News

Former Teacher and Coach Pleads Guilty to Receipt of Child Pornography

FOR IMMEDIATE RELEASE
January 5, 2010

Baltimore, Maryland - John Joseph Kovach, Jr., age 52, of Reisterstown, Maryland, pleaded guilty today to receipt of child pornography.

The guilty plea was announced by United States Attorney for the District of Maryland Rod J. Rosenstein, Special Agent in Charge William Winter of U.S. Immigration and Customs Enforcement, Chief James W. Johnson of the Baltimore County Police Department, Special Agent in Charge Richard McFeely of the Federal Bureau of Investigation and Baltimore County State’s Attorney Scott Shellenberger.

According to his plea agreement and court documents, John Kovach was an assistant field hockey coach at Towson University and was a teacher and coach at a private elementary school in Montgomery County, Maryland.

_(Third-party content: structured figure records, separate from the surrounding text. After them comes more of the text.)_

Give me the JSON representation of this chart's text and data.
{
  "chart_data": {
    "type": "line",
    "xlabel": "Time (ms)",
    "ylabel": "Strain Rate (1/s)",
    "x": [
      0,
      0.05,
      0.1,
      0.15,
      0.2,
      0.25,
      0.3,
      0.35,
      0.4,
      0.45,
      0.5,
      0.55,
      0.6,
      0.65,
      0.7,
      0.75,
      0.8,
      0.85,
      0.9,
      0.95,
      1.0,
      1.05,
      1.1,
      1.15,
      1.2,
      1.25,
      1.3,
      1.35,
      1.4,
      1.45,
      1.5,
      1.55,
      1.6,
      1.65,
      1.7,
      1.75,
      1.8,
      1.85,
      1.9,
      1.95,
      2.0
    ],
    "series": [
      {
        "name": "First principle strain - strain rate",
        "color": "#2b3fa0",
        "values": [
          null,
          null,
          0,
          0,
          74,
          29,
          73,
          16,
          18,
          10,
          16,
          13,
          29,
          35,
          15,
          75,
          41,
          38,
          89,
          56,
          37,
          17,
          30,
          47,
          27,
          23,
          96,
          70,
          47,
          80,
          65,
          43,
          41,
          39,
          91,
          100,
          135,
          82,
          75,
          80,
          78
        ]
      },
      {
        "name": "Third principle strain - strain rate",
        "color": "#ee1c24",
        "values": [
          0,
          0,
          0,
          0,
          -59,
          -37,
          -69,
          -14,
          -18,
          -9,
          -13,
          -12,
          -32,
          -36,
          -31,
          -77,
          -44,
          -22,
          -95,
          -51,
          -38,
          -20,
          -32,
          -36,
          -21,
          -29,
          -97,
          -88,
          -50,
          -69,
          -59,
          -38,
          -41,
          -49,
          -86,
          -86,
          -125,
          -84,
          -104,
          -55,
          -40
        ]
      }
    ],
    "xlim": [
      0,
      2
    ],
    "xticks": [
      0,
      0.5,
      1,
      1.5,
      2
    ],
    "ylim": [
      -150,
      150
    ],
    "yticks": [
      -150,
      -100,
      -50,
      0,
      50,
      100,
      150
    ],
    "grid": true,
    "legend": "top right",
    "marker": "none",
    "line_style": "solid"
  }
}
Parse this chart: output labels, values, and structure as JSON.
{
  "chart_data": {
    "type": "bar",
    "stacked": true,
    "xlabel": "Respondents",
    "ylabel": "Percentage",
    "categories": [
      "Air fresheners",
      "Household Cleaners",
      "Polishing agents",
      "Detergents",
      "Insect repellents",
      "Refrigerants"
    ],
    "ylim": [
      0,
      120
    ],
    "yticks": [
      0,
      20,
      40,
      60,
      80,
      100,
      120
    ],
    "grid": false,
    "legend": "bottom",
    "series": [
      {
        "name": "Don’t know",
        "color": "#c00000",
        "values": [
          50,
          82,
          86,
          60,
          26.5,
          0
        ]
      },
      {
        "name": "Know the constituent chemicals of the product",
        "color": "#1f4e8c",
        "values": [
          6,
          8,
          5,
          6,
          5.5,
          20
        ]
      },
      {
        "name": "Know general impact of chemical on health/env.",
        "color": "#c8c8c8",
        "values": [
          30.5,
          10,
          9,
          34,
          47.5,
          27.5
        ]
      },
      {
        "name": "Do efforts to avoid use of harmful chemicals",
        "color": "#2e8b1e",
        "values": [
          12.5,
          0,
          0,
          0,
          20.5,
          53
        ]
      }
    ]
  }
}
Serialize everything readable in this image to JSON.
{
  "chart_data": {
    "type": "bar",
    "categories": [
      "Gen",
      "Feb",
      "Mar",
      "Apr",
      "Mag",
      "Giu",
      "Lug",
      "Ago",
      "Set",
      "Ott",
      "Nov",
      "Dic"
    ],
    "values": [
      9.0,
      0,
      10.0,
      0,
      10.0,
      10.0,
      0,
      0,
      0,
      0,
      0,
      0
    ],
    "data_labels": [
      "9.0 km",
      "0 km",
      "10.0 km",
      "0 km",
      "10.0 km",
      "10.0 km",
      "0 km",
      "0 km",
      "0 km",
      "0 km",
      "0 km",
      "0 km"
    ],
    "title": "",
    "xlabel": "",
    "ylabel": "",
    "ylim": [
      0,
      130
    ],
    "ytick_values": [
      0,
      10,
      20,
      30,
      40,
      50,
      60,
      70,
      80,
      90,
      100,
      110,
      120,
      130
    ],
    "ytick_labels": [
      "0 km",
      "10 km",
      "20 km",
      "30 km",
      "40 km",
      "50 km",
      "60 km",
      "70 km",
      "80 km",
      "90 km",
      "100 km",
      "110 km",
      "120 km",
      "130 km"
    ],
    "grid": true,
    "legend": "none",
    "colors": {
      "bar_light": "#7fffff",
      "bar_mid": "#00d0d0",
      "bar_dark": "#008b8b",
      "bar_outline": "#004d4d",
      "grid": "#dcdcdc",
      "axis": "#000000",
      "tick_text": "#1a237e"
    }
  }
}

On February 27, 2009, a California investigator contacted the Baltimore County Police Department concerning an individual who was engaging in sexually explicit conversations over the internet with young girls. As part of their investigation, Baltimore County Police executed search warrants at Kovach’s home and at both of the schools where he worked, seizing computers and other materials related to their investigation. A federal search warrant was issued for the seized computers and forensic analysis of the computers revealed 252 images and 9 videos depicting child pornography. A number of the images of child pornography depicted children under the age of 12 years old engaging in sexually explicit conduct and some of the images also portrayed sadistic or masochistic conduct. Forensic analysis was also able to determine that the child pornography was received by Kovach through the Internet.

Kovach faces a minimum sentence of five years in prison and a maximum sentence of 20 years in prison, followed by supervised release up to life. U.S. District Judge Catherine C. Blake has scheduled sentencing for March 24, 2010 at 9:00 a.m.

This case was brought as part of Project Safe Childhood, a nationwide initiative to combat the growing epidemic of child sexual exploitation and abuse launched in May 2006 by the Department of Justice. Led by United States Attorneys’ Offices and the Criminal Division's Child Exploitation and Obscenity Section (CEOS), Project Safe Childhood marshals federal, state and local resources to better locate, apprehend and prosecute individuals who exploit children via the internet, as well as to identify and rescue victims. For more information about Project Safe Childhood, please visit www.projectsafechildhood.gov. Details about Maryland’s program are available at http://www.usdoj.gov/usao/md/Safe-Childhood/index.html.

United States Attorney Rod J. Rosenstein thanked Assistant U.S. Attorney Bonnie S. Greenberg, who is prosecuting the case.